I cannot use the simple Haversine formula, as Crow-fly path is not my requirement here. The pain in this is that it takes a lot of time to calculate. Some workers can travel over 10 miles while some vary from 15 to 80. I have to take the first job from the list and run it with every applicable worker o the system! I was wondering that the UK postcode has a pattern to it. If we sort a list of UK postcodes, can we rough-estimate, from the alphanumeric pattern, where will we hit a 100-mile mark, a 200-mile mark and so on?
If anyone is interested in the code, please drop a line and I will paste it.
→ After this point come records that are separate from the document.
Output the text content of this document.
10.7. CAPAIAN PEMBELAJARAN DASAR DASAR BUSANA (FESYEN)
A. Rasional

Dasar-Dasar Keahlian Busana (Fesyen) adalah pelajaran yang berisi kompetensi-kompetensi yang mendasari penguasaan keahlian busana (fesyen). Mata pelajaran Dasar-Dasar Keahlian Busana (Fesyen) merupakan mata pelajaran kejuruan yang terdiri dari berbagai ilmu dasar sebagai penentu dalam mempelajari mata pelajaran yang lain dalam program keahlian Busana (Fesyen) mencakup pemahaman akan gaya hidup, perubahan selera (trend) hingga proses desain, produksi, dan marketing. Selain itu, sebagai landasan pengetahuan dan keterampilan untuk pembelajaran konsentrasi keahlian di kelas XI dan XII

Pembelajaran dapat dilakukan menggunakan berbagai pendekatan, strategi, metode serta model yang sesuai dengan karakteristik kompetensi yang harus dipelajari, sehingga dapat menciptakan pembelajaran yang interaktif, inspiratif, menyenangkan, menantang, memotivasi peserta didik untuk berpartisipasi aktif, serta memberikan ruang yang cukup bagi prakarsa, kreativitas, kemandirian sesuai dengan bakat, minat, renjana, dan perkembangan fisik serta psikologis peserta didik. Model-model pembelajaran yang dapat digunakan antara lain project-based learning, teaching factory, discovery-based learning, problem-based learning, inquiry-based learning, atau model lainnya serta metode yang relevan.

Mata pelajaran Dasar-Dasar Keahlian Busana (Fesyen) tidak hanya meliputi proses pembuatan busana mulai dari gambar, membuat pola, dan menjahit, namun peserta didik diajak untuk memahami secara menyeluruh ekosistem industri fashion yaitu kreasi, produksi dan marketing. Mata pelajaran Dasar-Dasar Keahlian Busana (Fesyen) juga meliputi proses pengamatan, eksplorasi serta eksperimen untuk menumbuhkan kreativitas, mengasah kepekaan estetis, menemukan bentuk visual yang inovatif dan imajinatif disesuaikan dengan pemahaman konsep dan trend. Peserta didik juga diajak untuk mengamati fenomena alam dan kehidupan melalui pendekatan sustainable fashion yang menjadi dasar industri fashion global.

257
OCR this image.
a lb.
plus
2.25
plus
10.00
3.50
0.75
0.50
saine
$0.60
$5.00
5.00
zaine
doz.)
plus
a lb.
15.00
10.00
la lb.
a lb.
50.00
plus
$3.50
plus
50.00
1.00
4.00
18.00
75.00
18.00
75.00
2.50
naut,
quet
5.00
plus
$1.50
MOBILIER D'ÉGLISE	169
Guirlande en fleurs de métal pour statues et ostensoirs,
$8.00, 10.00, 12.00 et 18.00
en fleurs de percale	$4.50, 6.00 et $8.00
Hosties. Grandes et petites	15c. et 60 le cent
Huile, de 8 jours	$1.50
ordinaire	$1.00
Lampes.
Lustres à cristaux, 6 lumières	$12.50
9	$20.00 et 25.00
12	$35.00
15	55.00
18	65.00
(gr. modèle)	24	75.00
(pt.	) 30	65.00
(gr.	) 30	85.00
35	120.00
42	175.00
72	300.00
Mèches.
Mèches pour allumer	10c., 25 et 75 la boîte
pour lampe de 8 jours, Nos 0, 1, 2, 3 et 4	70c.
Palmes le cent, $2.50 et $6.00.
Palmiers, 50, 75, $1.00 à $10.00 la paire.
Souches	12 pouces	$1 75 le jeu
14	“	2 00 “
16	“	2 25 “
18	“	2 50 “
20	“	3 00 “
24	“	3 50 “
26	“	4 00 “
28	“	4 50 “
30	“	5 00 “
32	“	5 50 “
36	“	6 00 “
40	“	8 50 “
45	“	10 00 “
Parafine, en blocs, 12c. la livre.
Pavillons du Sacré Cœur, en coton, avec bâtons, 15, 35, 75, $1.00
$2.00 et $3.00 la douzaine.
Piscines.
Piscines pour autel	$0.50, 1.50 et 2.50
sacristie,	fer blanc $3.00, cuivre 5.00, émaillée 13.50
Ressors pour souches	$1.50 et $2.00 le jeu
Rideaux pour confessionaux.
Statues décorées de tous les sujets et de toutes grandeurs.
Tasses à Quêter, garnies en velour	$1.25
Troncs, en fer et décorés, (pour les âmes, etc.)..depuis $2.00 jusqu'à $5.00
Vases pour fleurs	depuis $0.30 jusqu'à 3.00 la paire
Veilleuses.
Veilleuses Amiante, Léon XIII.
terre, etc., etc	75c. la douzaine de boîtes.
如果你对这篇内容有疑问,欢迎到本站社区发帖提问 参与讨论,获取更多帮助,或者扫码二维码加入 Web 技术交流群。
绑定邮箱获取回复消息
由于您还没有绑定你的真实邮箱,如果其他用户或者作者回复了您的评论,将不能在第一时间通知您!
发布评论
评论(2)
(我为 Google 工作,但我不代表 Google 发言。我与地图 API 无关。)
我怀疑这对于使用 Google 地图 API 来说不是一个好情况,因为您正在推动这么多数据通过。您确实不想提出那么多请求,即使您可以根据方向限制。
当我在之前的工作中解决类似的问题时,我们购买了本地托管的地图 API - 但即使这样对于此类工作来说也不够快。我们最终预先计算了从每个邮政编码“区域”的质心出发的旅行时间(可能是错误的名称,但邮政编码的第一部分后面跟着余数的第一个数字,例如“SW1W 9”代表“SW1W 9TQ”) ") 到每个其他区域,将结果存储在一个巨大的表中。我认为我们只对 100 英里以内的邮政编码或类似的情况进行此操作,以减少预处理量。
即使如此,简单的数据库也没有我们想要的那么快 - 因此我们将结果存储在一个巨大的文件中,每个源/目标对只有一个字节。 (我们有固定的源邮政编码和目标邮政编码序列,因此我们不需要指定它们。)此时,计算行程时间包括:
字节的准确性是滑动的,因此在前 60 分钟内是按每分钟计算的,那么每个额外的值意味着额外的 2 分钟,然后是 5 分钟,等等。(这些不是确切的值,但大致是这样的。)
当你找出“好的候选人”时,你当然,您可以向现场 API 或 Google Maps API 询问您的确切邮政编码的更准确方向。
(I work for Google, but I'm not speaking on behalf of Google. I have nothing to do with the maps API.)
I suspect this isn't a great situation for using the Google Maps API, simply because you're pushing so much data through. You really don't want to make that many requests, even if you could do so under the directions limits.
When I tackled something similar in a previous job, we bought into a locally-hosted maps API - but even that wasn't fast enough for this sort of work. We ended up precomputing the time to travel from the centroid of each postcode "area" (probably the wrong name for it, but the first part of the postcode followed by the first digit of the remainder, e.g. "SW1W 9" for "SW1W 9TQ") to every other area, storing the result in a giant table. I think we only did it for postcodes which were within 100 miles or something similar, to cut down on the amount of preprocessing.
Even then, a simple DB wasn't quite as fast as we wanted - so we stored the results in a giant file, with a single byte per source/destination pair. (We had a fixed sequence of source postcodes and target postcodes, so we didn't need to specify those.) At that point, computing a travel time consisted of:
The bytes were on a sliding scale of accuracy, so for the first 60 minutes it was on a per-minute basis, then each extra value meant an extra 2 minutes, then 5 etc. (Those aren't the exact values, but it was something like that.)
When you've worked out "good candidates" you can ask an on-site API or the Google Maps API for more accurate directions for your exact postcodes, of course.
您想要寻找空间索引或空间填充曲线。空间索引将二维问题简化为一维问题,并递归地将表面细分为更小的图块,但它基本上是图块的重新排序。您可以使用索引或使用 4 个字符的字符串来细分曲面。后一种对您很有用,因为它允许您查询字符串,并将所有字符串操作隐藏在数据库引擎中。您想要查找 Nick 的空间索引四叉树希尔伯特曲线博客。
You want to look for a spatial-index or a space-filling-curve. A spatial index reduce the 2d problem to a 1d problem and recursivley subdivide the surface into smaller tiles but it is basically a reordering of the tiles. You can subdivide the surface either with an index or a string using 4 characters. The latter one can be useful to you because it let you query the string with all string operation hidden in the database engine. You want to look for Nick's spatial index quadtree hilbert-curve blog.